I'm trying to show a progress bar during a load operation. I know that the correct way to do this is to offload the work to a background thread and then show periodic progress updates on the UI thread. However, I have the annoying situation where the work HAS to be done on the UI thread, and as it's a 3rd party product, I can't refactor it in any way.
So ...
I've been trying to simply display a ProgressBar (in another window) on a separate thread using a new Dispatcher.
The code for this class can be seen below :
public interface ILoadingBar
{
void Stop();
string? ThreadName { get; }
}
public class LoadingBar : Window, ILoadingBar
{
public string? ThreadName => Dispatcher.Thread.Name;
public static void Start(Action<ILoadingBar> callback)
{
var thread = new Thread(() =>
{
var loadingBar = new LoadingBar()
{
Topmost = true,
ShowInTaskbar = false,
WindowStyle = WindowStyle.None,
Width = 250,
Height = 50,
WindowStartupLocation = WindowStartupLocation.CenterScreen,
Content = new ProgressBar()
{
IsIndeterminate = true
}
};
loadingBar.Show();
callback(loadingBar);
Dispatcher.Run();
})
{
Name = "LoadingBar",
IsBackground = true
};
thread.SetApartmentState(ApartmentState.STA);
thread.Start();
Thread.Sleep(200);
}
public void Stop()
{
Dispatcher.BeginInvoke(() =>
{
Dispatcher.InvokeShutdown();
Close();
});
}
}
and is used like this :
private void ButtonClickOnMainThread(object sender, RoutedEventArgs e)
{
Debug.WriteLine(Dispatcher.Thread.Name);
ILoadingBar? bar = null;
LoadingBar.Start((loadingBar) =>
{
bar = loadingBar;
});
Debug.WriteLine(bar!.ThreadName);
// simulate long running work on main thread
Thread.Sleep(5000);
bar.Stop();
}
Which works fine. Until I start mixing it with async/await. When I do this, for some reason, it will often (not always) freeze when the main UI thread is doing work, and I simply can't understand why? it's almost as though the await synchronisation is locking both Dispatchers? yet the loading bar is on its own thread and its own dispatcher? how could it be interfering?
Also, annoyingly, I can't come up with a simple reproduction case. I've tried simulating what I am doing in the real app with the code below. But the code below works fine ...

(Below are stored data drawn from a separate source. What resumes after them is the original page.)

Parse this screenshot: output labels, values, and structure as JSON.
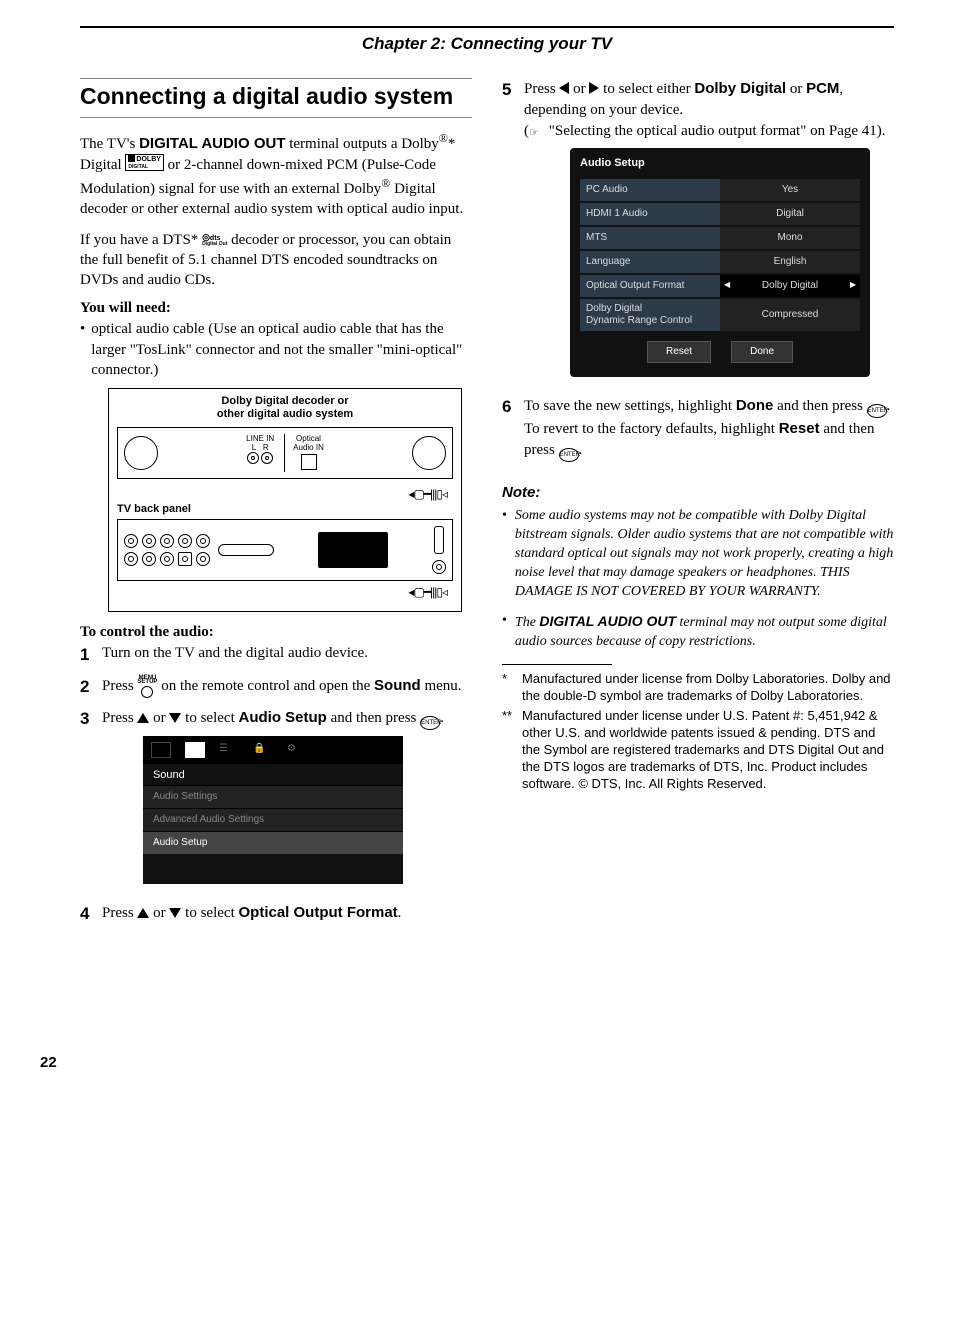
{
  "header": "Chapter 2: Connecting your TV",
  "h1": "Connecting a digital audio system",
  "p1a": "The TV's ",
  "p1b": "DIGITAL AUDIO OUT",
  "p1c": " terminal outputs a Dolby",
  "p1d": "* Digital ",
  "p1e": " or 2-channel down-mixed PCM (Pulse-Code Modulation) signal for use with an external Dolby",
  "p1f": " Digital decoder or other external audio system with optical audio input.",
  "p2a": "If you have a DTS* ",
  "p2b": " decoder or processor, you can obtain the full benefit of 5.1 channel DTS encoded soundtracks on DVDs and audio CDs.",
  "need_h": "You will need:",
  "need_1": "optical audio cable (Use an optical audio cable that has the larger \"TosLink\" connector and not the smaller \"mini-optical\" connector.)",
  "diag": {
    "top": "Dolby Digital decoder or\nother digital audio system",
    "linein": "LINE IN",
    "l": "L",
    "r": "R",
    "optin": "Optical\nAudio IN",
    "tv": "TV back panel"
  },
  "ctrl_h": "To control the audio:",
  "s1": "Turn on the TV and the digital audio device.",
  "s2a": "Press ",
  "s2b": " on the remote control and open the ",
  "s2c": "Sound",
  "s2d": " menu.",
  "s3a": "Press ",
  "s3b": " or ",
  "s3c": " to select ",
  "s3d": "Audio Setup",
  "s3e": " and then press ",
  "s3f": ".",
  "osd": {
    "title": "Sound",
    "r1": "Audio Settings",
    "r2": "Advanced Audio Settings",
    "r3": "Audio Setup"
  },
  "s4a": "Press ",
  "s4b": " or ",
  "s4c": " to select ",
  "s4d": "Optical Output Format",
  "s4e": ".",
  "s5a": "Press ",
  "s5b": " or ",
  "s5c": " to select either ",
  "s5d": "Dolby Digital",
  "s5e": " or ",
  "s5f": "PCM",
  "s5g": ", depending on your device.",
  "s5h": "(",
  "s5i": " \"Selecting the optical audio output format\" on Page 41).",
  "osd2": {
    "title": "Audio Setup",
    "rows": [
      {
        "k": "PC Audio",
        "v": "Yes"
      },
      {
        "k": "HDMI 1 Audio",
        "v": "Digital"
      },
      {
        "k": "MTS",
        "v": "Mono"
      },
      {
        "k": "Language",
        "v": "English"
      },
      {
        "k": "Optical Output Format",
        "v": "Dolby Digital"
      },
      {
        "k": "Dolby Digital\nDynamic Range Control",
        "v": "Compressed"
      }
    ],
    "reset": "Reset",
    "done": "Done"
  },
  "s6a": "To save the new settings, highlight ",
  "s6b": "Done",
  "s6c": " and then press ",
  "s6d": ".",
  "s6e": "To revert to the factory defaults, highlight ",
  "s6f": "Reset",
  "s6g": " and then press ",
  "s6h": ".",
  "note_h": "Note:",
  "note1": "Some audio systems may not be compatible with Dolby Digital bitstream signals. Older audio systems that are not compatible with standard optical out signals may not work properly, creating a high noise level that may damage speakers or headphones. THIS DAMAGE IS NOT COVERED BY YOUR WARRANTY.",
  "note2a": "The ",
  "note2b": "DIGITAL AUDIO OUT",
  "note2c": " terminal may not output some digital audio sources because of copy restrictions.",
  "fn1": "Manufactured under license from Dolby Laboratories. Dolby and the double-D symbol are trademarks of Dolby Laboratories.",
  "fn2": "Manufactured under license under U.S. Patent #: 5,451,942 & other U.S. and worldwide patents issued & pending. DTS and the Symbol are registered trademarks and DTS Digital Out and the DTS logos are trademarks of DTS, Inc. Product includes software. © DTS, Inc. All Rights Reserved.",
  "menu_top": "MENU",
  "menu_bot": "SETUP",
  "enter": "ENTER",
  "dolby_logo": "DOLBY",
  "dolby_sub": "DIGITAL",
  "dts_top": "dts",
  "dts_bot": "Digital Out",
  "pg": "22"
}
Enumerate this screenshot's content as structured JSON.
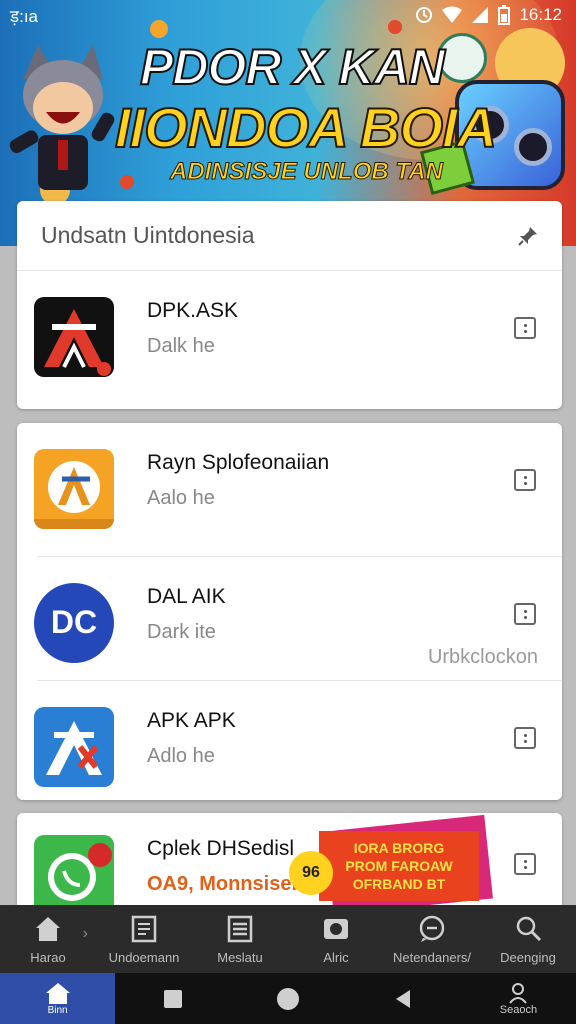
{
  "status_bar": {
    "left_text": "ड़:ıa",
    "time": "16:12"
  },
  "banner": {
    "line1": "PDOR X KAN",
    "line2": "IIONDOA BOIA",
    "line3": "ADINSISJE UNLOB TAN"
  },
  "card1": {
    "title": "Undsatn Uintdonesia",
    "apps": [
      {
        "name": "DPK.ASK",
        "sub": "Dalk he",
        "icon": "apk-a-red-icon"
      }
    ]
  },
  "card2": {
    "apps": [
      {
        "name": "Rayn Splofeonaiian",
        "sub": "Aalo he",
        "icon": "apk-a-orange-icon"
      },
      {
        "name": "DAL AIK",
        "sub": "Dark ite",
        "icon": "dc-icon",
        "action": "Urbkclockon"
      },
      {
        "name": "APK APK",
        "sub": "Adlo he",
        "icon": "apk-a-blue-icon"
      }
    ]
  },
  "card3": {
    "apps": [
      {
        "name": "Cplek DHSedisl",
        "sub": "OA9, Monnsisel",
        "icon": "whatsapp-icon"
      }
    ],
    "promo": {
      "line1": "IORA BRORG",
      "line2": "PROM FAROAW",
      "line3": "OFRBAND BT",
      "badge": "96"
    }
  },
  "bottom_nav": [
    {
      "label": "Harao",
      "icon": "home-icon"
    },
    {
      "label": "Undoemann",
      "icon": "document-icon"
    },
    {
      "label": "Meslatu",
      "icon": "list-icon"
    },
    {
      "label": "Alric",
      "icon": "play-icon"
    },
    {
      "label": "Netendaners/",
      "icon": "chat-icon"
    },
    {
      "label": "Deenging",
      "icon": "search-icon"
    }
  ],
  "sys_nav": {
    "home_label": "Binn",
    "search_label": "Seaoch"
  },
  "colors": {
    "accent": "#2f4ea8",
    "nav_bg": "#2b2b2b",
    "sys_bg": "#111111"
  }
}
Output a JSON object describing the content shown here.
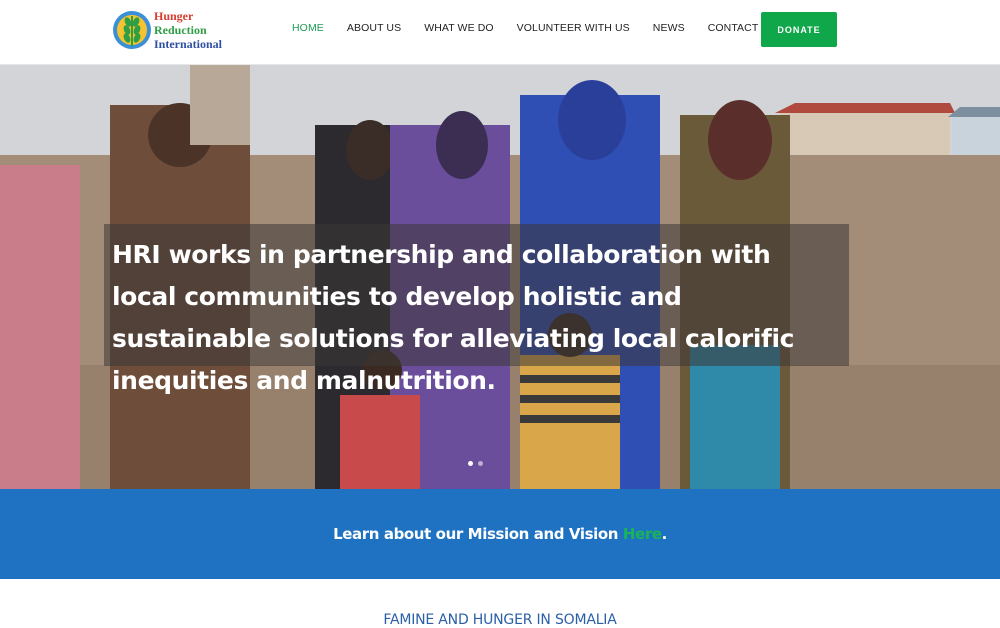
{
  "brand": {
    "line1": "Hunger",
    "line2": "Reduction",
    "line3": "International"
  },
  "nav": {
    "items": [
      {
        "label": "HOME"
      },
      {
        "label": "ABOUT US"
      },
      {
        "label": "WHAT WE DO"
      },
      {
        "label": "VOLUNTEER WITH US"
      },
      {
        "label": "NEWS"
      },
      {
        "label": "CONTACT WITH US"
      }
    ],
    "active_index": 0,
    "donate_label": "DONATE"
  },
  "hero": {
    "caption": "HRI works in partnership and collaboration with local communities to develop holistic and sustainable solutions for alleviating local calorific inequities and malnutrition.",
    "slides": 2,
    "current_slide": 1
  },
  "mission": {
    "text": "Learn about our Mission and Vision ",
    "link_label": "Here",
    "suffix": "."
  },
  "section": {
    "title": "FAMINE AND HUNGER IN SOMALIA"
  },
  "colors": {
    "accent_green": "#10a64a",
    "nav_active": "#1e9a55",
    "mission_bg": "#1f72c1",
    "section_title": "#2b5fa8"
  }
}
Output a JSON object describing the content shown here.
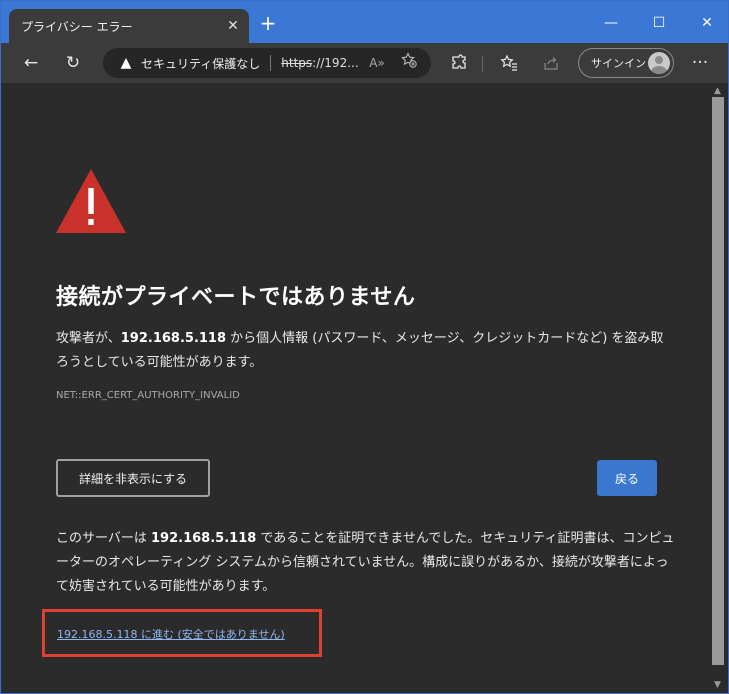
{
  "tab": {
    "title": "プライバシー エラー",
    "close": "✕",
    "new_tab": "+"
  },
  "window_controls": {
    "minimize": "—",
    "maximize": "☐",
    "close": "✕"
  },
  "toolbar": {
    "back": "←",
    "refresh": "↻",
    "security_label": "セキュリティ保護なし",
    "url_scheme": "https",
    "url_rest": "://192...",
    "read_aloud": "A»",
    "signin_label": "サインイン",
    "more": "···"
  },
  "page": {
    "heading": "接続がプライベートではありません",
    "desc_prefix": "攻撃者が、",
    "host": "192.168.5.118",
    "desc_suffix": " から個人情報 (パスワード、メッセージ、クレジットカードなど) を盗み取ろうとしている可能性があります。",
    "error_code": "NET::ERR_CERT_AUTHORITY_INVALID",
    "hide_details_button": "詳細を非表示にする",
    "back_button": "戻る",
    "detail_prefix": "このサーバーは ",
    "detail_suffix": " であることを証明できませんでした。セキュリティ証明書は、コンピューターのオペレーティング システムから信頼されていません。構成に誤りがあるか、接続が攻撃者によって妨害されている可能性があります。",
    "proceed_link": "192.168.5.118 に進む (安全ではありません)"
  },
  "colors": {
    "titlebar": "#3b78d6",
    "warning_red": "#c8322a",
    "primary_button": "#3a78cf",
    "highlight_box": "#e0402f",
    "link": "#8db7ef"
  }
}
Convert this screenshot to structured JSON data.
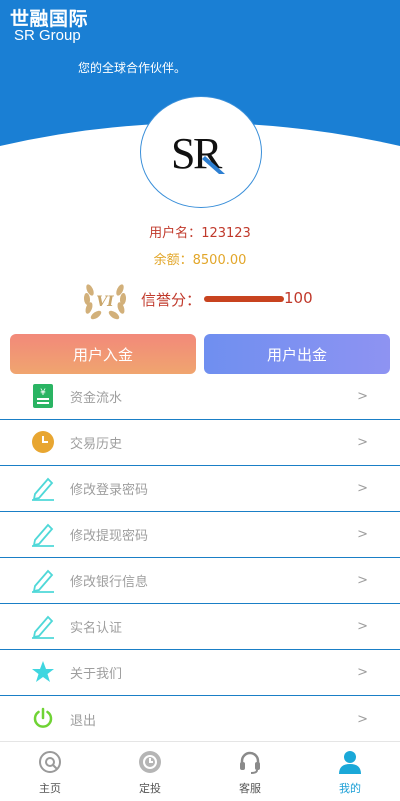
{
  "header": {
    "brand_cn": "世融国际",
    "brand_en": "SR Group",
    "slogan": "您的全球合作伙伴。",
    "logo_text": "SR",
    "bg_color": "#1a7fd4"
  },
  "profile": {
    "username_label": "用户名：",
    "username": "123123",
    "balance_label": "余额：",
    "balance": "8500.00",
    "vip_level": "VI",
    "credit_label": "信誉分：",
    "credit_value": "100",
    "credit_fraction": 1.0
  },
  "actions": {
    "deposit": "用户入金",
    "withdraw": "用户出金"
  },
  "menu": [
    {
      "label": "资金流水",
      "icon": "ledger-icon",
      "arrow": ">"
    },
    {
      "label": "交易历史",
      "icon": "clock-icon",
      "arrow": ">"
    },
    {
      "label": "修改登录密码",
      "icon": "pencil-icon",
      "arrow": ">"
    },
    {
      "label": "修改提现密码",
      "icon": "pencil-icon",
      "arrow": ">"
    },
    {
      "label": "修改银行信息",
      "icon": "pencil-icon",
      "arrow": ">"
    },
    {
      "label": "实名认证",
      "icon": "pencil-icon",
      "arrow": ">"
    },
    {
      "label": "关于我们",
      "icon": "star-icon",
      "arrow": ">"
    },
    {
      "label": "退出",
      "icon": "power-icon",
      "arrow": ">"
    }
  ],
  "nav": [
    {
      "label": "主页",
      "icon": "home-icon",
      "active": false
    },
    {
      "label": "定投",
      "icon": "invest-icon",
      "active": false
    },
    {
      "label": "客服",
      "icon": "headset-icon",
      "active": false
    },
    {
      "label": "我的",
      "icon": "user-icon",
      "active": true
    }
  ],
  "colors": {
    "accent": "#1a7fd4",
    "active_nav": "#1a9fd6",
    "credit_red": "#c0392b",
    "balance_gold": "#e2a629"
  }
}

private async void ButtonClickOnMainThread(object sender, RoutedEventArgs e)
{
Debug.WriteLine(Dispatcher.Thread.Name);
ILoadingBar? bar = null;
LoadingBar.Start((loadingBar) =>
{
bar = loadingBar;
});
Debug.WriteLine(bar!.ThreadName);
await SomeWork1();
await SomeWork2();
await SomeWork3();
// simulate long running work on main thread
Thread.Sleep(5000);
bar.Stop();
}
private async Task SomeWork1()
{
await Task.Run(() => Thread.Sleep(10));
}
private async Task SomeWork2()
{
await Task.Run(() => Thread.Sleep(50));
}
private async Task SomeWork3()
{
await Task.Run(() => Thread.Sleep(200));
}
Any ideas what it could possibly be? or some things I could test/change?